- Born: Fraser Stuart Ayres 1980 (age 45–46) Leicester, England

= Fraser Ayres =

English actor (born 1980)

Fraser Stuart Ayres (born 1980) is an English actor, best known for his role as Clint in the BBC comedy series The Smoking Room.

Ayres first joined the youth core at the Haymarket Theatre in Leicester and has done other television including Bella and The Boys, Unconditional Love, London's Burning, The Vice and Trail of Guilt. His stage work brought him Best Actor awards for his performance in The People Next Door and he has also starred in Ramayana, Telling Tales, Four and Bluebird, Workers Writes, Vurt, Sandman, and the world premiere of Philip Ridley's Mercury Fur. His film work includes Revenger's Tragedy, Intimacy, It Was An Accident, Speak Like A Child, Dinner For Two, Rage, and Kevin & Perry Go Large. He played "Ray" in the BBC Three drama pilot West 10 LDN (also known as W10 LDN). In 2007, Ayres appeared in Little Miss Jocelyn and in 2011, he starred in the one off BBC Christmas show, Lapland. In 2015 Ayres appeared as Theo Bainbridge in the ITV series Midsomer Murders episode 17.2 "Murder by Magic".

In 2016, Ayres joined the cast of the Talawa Theatre Company and Royal Exchange Manchester co-production of King Lear.
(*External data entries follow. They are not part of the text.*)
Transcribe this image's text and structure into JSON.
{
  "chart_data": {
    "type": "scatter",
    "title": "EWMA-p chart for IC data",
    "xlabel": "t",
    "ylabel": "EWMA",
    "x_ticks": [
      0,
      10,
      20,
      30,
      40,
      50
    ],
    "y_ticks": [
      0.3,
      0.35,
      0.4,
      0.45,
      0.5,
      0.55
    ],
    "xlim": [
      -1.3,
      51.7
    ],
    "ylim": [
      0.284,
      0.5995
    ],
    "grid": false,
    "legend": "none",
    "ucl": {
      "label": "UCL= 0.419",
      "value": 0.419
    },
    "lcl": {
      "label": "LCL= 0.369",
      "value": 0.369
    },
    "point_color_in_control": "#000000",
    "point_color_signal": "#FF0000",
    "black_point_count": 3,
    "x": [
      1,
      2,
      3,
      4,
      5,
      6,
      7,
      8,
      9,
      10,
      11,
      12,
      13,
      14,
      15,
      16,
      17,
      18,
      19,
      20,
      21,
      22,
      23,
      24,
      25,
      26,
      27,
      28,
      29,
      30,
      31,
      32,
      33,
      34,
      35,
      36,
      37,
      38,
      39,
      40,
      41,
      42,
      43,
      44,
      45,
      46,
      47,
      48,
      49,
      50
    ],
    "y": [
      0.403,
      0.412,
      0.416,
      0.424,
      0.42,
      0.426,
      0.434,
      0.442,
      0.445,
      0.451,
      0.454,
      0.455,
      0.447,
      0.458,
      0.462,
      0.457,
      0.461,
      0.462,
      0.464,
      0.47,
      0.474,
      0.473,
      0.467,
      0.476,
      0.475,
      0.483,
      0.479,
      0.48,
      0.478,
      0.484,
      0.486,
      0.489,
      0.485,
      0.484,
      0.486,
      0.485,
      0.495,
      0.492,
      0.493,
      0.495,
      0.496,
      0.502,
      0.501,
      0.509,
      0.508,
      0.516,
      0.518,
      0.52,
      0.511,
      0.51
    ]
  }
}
The Daily Telegraph praised "Fraser Ayres’s chillingly sociopathic Edmund, the amoral face of an emerging, modern calculating politics", while '"The Guardian said "Ayres is one of the most dangerously unstable Edmunds of recent times". The Manchester Evening News noted that "Fraser Ayres near re-writes the scale of Edmund's anger towards his illegitimate father the Earl of Gloucester (Philip Whitchurch)".

During 2017 he was cast in the part of Rich Collis, a menacing drug dealer and money launderer, in the long-running ITV continuing drama Coronation Street.